Grizzly-beren, miljoenen zalmen en ijzingwekkend hoge viaducten. 4500 kilometer op ijzeren wielen door Canada is een belevenis. Een treinreis dwars door Canada van Toronto naar Vancouver met twee beroemde treinen: ‘Kreunend klimt The Canadian de berg op.’ (TELEGRAAF 6 12 2014)
Toronto Union Station, 00.35 uur. Vanuit het duister dendert de lange, zilverkleurige Canadian het perron op. Dit is geen gewone trein. Dit is een National Treasure.
Ik heb drie dagen lang een hotelkamertje op The Canadian. Met groot raam, twee bedden en een ‘meerijdend’ toilet en wasbakje.

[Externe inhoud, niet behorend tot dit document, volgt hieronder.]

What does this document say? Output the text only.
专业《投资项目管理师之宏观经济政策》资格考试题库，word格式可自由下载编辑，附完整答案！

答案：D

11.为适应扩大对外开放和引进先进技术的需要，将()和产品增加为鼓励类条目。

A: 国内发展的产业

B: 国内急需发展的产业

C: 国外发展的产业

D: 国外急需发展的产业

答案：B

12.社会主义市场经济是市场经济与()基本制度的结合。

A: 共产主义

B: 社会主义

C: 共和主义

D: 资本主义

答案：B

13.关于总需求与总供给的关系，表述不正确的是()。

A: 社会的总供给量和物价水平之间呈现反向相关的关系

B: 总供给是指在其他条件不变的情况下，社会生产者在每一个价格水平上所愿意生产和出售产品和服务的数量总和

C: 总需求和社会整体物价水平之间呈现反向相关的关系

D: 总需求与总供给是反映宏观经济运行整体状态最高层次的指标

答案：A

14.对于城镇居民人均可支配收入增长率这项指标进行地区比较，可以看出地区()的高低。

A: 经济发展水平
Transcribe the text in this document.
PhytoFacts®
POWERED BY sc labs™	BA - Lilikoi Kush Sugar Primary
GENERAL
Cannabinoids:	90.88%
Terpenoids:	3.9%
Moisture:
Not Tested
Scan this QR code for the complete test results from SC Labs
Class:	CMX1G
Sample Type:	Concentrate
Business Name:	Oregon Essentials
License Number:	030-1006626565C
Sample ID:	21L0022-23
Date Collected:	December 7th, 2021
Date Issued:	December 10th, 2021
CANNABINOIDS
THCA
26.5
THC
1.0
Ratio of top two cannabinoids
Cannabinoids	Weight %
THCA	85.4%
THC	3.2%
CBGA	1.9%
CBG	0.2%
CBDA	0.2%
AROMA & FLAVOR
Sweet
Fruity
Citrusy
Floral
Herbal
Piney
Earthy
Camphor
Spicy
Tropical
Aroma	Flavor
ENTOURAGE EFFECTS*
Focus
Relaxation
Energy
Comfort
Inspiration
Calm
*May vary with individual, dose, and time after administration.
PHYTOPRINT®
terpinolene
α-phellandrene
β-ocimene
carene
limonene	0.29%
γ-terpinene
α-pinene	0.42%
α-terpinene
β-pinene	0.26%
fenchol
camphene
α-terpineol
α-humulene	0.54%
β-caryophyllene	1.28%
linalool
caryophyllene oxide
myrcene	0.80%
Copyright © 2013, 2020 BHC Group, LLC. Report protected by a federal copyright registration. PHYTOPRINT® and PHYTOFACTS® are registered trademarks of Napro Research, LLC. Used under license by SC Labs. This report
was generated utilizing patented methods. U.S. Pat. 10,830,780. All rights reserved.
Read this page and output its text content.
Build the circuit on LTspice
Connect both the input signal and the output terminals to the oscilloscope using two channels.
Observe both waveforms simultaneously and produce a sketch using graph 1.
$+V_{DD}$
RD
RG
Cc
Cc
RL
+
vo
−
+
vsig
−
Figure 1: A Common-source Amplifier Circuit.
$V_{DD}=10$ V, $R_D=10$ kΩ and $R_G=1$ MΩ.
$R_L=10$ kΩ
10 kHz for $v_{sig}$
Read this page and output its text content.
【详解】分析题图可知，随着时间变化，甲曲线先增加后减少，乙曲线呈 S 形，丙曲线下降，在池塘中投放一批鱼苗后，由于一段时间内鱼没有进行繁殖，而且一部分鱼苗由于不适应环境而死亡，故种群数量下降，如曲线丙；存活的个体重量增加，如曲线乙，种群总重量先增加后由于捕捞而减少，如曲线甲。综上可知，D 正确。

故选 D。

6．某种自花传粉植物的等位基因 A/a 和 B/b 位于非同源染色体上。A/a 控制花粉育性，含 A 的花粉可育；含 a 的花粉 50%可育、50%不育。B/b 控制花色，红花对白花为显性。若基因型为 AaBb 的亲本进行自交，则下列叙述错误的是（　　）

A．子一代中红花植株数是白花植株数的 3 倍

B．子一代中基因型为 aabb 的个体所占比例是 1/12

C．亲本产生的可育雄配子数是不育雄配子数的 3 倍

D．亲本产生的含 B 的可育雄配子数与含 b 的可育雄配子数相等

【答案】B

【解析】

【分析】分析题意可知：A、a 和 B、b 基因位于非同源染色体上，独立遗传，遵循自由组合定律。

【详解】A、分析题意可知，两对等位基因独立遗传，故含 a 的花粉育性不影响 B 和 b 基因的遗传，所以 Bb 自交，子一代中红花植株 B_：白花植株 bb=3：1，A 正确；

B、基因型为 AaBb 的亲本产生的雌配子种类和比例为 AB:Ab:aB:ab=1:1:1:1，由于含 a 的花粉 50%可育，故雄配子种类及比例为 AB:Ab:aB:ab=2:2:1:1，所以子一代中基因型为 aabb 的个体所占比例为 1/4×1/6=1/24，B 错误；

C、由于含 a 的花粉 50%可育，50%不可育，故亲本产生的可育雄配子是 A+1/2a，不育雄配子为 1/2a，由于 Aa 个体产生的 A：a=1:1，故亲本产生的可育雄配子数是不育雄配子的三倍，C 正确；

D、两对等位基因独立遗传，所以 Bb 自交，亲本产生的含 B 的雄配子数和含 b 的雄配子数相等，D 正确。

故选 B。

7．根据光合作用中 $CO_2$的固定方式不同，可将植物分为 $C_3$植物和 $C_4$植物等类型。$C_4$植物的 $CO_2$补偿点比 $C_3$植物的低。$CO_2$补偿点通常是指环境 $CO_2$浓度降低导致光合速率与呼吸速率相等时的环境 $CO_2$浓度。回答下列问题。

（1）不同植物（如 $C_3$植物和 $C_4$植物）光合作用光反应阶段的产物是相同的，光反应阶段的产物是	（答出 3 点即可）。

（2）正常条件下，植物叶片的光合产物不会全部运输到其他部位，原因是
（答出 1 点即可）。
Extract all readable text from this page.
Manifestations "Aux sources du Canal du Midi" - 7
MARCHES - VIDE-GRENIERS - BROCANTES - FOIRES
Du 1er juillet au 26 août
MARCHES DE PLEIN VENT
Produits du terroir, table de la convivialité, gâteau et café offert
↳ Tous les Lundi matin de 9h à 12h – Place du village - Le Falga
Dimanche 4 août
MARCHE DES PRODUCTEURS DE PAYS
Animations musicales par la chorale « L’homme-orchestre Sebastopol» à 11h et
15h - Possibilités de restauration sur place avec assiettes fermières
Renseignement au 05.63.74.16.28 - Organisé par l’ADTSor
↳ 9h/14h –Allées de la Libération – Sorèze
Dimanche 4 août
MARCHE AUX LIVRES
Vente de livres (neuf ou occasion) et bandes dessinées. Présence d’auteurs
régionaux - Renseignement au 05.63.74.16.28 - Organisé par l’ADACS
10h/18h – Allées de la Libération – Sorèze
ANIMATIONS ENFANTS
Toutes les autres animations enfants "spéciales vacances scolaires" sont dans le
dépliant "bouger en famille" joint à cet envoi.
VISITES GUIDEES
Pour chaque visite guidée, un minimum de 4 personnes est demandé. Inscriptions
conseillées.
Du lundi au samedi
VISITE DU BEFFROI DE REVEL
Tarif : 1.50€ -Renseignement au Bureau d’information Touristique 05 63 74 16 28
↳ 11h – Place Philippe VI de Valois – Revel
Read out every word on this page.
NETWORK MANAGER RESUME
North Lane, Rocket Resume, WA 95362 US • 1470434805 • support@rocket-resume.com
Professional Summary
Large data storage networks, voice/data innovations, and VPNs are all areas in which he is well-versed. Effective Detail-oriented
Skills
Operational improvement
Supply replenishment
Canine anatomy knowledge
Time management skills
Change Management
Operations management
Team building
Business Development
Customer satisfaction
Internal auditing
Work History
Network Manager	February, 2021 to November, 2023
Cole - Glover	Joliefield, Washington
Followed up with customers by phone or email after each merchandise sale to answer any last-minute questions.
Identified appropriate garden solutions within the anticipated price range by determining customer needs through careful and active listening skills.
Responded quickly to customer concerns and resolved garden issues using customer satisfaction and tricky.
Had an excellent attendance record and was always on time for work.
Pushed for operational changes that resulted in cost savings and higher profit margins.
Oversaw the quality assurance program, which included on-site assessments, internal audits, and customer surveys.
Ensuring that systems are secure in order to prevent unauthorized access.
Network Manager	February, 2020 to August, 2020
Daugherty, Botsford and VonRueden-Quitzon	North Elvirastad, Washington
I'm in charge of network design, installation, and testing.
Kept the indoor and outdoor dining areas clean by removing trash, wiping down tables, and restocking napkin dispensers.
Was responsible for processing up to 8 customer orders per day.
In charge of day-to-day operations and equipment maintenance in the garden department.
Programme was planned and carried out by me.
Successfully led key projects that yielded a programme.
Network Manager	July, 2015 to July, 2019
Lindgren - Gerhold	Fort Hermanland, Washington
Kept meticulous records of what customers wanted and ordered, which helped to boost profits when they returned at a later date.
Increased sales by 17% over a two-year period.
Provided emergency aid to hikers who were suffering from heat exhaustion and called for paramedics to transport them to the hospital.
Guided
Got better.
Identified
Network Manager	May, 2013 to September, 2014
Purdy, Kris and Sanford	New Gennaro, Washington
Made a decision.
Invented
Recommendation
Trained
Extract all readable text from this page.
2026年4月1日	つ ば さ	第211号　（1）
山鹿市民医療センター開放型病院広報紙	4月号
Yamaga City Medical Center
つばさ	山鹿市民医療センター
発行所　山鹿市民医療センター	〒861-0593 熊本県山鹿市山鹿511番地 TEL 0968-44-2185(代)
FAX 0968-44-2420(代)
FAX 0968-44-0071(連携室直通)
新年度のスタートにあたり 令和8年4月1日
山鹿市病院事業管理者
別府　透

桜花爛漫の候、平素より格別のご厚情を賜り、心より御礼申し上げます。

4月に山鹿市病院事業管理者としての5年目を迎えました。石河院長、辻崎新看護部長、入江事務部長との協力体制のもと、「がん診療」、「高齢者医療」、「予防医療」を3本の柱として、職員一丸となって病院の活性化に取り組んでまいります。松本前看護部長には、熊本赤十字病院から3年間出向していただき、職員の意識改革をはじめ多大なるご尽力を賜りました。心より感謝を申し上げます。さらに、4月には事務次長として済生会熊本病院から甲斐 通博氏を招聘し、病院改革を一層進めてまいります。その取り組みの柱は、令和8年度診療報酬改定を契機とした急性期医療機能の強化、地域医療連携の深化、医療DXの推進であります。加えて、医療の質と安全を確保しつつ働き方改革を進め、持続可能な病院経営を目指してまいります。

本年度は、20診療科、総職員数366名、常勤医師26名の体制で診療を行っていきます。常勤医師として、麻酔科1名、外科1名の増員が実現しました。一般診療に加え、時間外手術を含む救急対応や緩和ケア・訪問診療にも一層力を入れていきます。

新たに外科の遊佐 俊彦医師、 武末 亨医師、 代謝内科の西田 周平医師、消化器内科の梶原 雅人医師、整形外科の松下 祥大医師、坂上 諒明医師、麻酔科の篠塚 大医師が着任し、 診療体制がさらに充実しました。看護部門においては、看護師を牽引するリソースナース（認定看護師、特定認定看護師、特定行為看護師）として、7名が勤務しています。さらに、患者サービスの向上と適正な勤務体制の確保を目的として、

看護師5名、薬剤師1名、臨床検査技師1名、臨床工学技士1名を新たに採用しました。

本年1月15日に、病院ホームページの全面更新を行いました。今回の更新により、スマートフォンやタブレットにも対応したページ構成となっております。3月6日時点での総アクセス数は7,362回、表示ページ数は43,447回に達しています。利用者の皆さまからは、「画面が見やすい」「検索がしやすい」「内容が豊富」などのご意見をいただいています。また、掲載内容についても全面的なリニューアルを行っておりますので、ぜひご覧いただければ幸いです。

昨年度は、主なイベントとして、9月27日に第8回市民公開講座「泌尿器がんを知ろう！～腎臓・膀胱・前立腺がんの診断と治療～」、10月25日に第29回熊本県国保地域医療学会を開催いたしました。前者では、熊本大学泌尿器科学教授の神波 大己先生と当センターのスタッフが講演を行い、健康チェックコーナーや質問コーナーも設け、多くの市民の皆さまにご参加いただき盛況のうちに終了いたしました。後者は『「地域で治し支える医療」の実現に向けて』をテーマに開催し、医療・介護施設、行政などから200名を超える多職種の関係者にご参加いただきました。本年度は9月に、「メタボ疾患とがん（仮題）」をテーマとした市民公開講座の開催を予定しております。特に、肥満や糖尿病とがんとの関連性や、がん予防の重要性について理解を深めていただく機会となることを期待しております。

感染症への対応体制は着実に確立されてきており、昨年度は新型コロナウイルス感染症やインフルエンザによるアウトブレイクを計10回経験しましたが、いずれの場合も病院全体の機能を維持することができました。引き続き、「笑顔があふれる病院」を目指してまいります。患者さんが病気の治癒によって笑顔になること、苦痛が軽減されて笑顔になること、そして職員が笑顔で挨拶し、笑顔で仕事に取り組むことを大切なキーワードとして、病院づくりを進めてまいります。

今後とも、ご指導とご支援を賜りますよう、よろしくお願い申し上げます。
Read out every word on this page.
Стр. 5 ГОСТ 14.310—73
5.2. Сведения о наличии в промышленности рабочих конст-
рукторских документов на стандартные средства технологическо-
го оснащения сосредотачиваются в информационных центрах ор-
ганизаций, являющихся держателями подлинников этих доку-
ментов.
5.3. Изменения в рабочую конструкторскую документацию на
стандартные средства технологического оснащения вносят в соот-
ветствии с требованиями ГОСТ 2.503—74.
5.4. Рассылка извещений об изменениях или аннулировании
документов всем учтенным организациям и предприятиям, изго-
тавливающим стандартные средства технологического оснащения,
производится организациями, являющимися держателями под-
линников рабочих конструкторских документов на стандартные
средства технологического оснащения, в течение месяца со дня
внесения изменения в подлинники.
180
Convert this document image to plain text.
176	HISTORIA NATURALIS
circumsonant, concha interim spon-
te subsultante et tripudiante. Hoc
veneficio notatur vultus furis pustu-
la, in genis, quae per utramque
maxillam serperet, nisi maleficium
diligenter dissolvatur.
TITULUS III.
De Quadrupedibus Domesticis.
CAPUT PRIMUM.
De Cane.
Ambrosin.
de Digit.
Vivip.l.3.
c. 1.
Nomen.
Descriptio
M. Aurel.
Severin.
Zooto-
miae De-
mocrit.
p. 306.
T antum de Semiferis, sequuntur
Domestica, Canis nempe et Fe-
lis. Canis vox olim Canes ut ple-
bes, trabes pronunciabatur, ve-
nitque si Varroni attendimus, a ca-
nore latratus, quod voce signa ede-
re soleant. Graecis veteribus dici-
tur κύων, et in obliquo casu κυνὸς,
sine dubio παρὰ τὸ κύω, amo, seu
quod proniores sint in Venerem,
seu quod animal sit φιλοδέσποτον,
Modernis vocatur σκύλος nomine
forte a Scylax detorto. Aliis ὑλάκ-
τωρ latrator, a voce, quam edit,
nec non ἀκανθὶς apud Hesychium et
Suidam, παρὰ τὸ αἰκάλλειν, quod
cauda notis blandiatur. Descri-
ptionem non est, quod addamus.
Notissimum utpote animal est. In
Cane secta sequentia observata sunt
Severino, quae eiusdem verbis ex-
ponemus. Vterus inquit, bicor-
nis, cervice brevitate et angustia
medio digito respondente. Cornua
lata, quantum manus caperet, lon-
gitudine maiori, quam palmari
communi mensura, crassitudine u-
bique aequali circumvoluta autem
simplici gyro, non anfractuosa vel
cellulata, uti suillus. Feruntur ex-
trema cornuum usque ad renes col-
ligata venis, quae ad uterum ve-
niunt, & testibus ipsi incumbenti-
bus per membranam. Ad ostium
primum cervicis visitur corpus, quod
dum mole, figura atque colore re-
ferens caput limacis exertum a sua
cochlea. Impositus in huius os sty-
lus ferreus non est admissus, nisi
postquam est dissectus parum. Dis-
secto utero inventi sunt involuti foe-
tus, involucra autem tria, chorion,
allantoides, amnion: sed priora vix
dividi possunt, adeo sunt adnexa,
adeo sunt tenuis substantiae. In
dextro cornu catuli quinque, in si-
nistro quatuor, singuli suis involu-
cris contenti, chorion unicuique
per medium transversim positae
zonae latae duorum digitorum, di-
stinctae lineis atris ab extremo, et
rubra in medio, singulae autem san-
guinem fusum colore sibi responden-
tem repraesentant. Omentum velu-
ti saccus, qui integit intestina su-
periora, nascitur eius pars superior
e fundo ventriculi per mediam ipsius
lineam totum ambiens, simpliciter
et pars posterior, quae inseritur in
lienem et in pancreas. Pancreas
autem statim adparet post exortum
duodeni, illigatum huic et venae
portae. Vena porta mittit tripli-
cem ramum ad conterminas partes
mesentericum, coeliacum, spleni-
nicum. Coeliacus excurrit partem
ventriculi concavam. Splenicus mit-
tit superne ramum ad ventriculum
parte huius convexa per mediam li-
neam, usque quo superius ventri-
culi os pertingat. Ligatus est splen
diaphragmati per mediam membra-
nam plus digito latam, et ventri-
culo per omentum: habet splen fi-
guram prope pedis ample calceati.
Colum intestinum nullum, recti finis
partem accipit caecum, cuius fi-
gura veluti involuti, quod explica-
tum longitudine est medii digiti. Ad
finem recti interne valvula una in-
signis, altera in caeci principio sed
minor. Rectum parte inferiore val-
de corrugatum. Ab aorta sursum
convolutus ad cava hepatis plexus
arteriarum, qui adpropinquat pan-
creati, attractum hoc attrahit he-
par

Die eerste nacht is een hallucinerende ervaring. Als ik wakker schrik weet ik even niet of we opzij, voor-, of achteruit rijden. Ik schuif het scherm op en het licht van de trein valt op zwiepende sparren en eenzame huizen. Soms flakkert een rood licht: een spoorovergang.
’s Ochtends komt The Canadian tot leven. ‘First call for breakfast!’ roept Bernadette, hoofd restaurant, door de gangen. Ik bestel een omelet, die keurig wordt uitgeserveerd. Tegenover mij zit een stille Japanse musicus uit Berlijn die met zijn bijdehante moeder op stap is. Binnen een kwartier ontmoet ik nog zes andere nationaliteiten. Canadezen en praatzieke Amerikanen (‘First time on the train?’ ‘When Í was a boy scout…’). Duitse kleindochters met hun oma voor de trip van haar leven. Een Braziliaans gezin, dat twee kamers op de trein heeft. En Nederlanders: twee broers uit Huizen, Cor (48) en Anton Heger (55), die nu al bijna ontploffen van enthousiasme over Toronto en The Canadian.
Cor: ‘We hebben twee economy banken geboekt die ’s nachts bedden worden met gordijnen ervoor. Perfect. Je kunt overal in de trein zitten, drinken en rondlopen.’
‘Clickety-clack’ De trein stopt nauwelijks. Hooguit om kilometers lange vrachttreinen te laten passeren. In Hornepayne, een verzameling houten huizen en stationsgebouwen, strekken we even de benen.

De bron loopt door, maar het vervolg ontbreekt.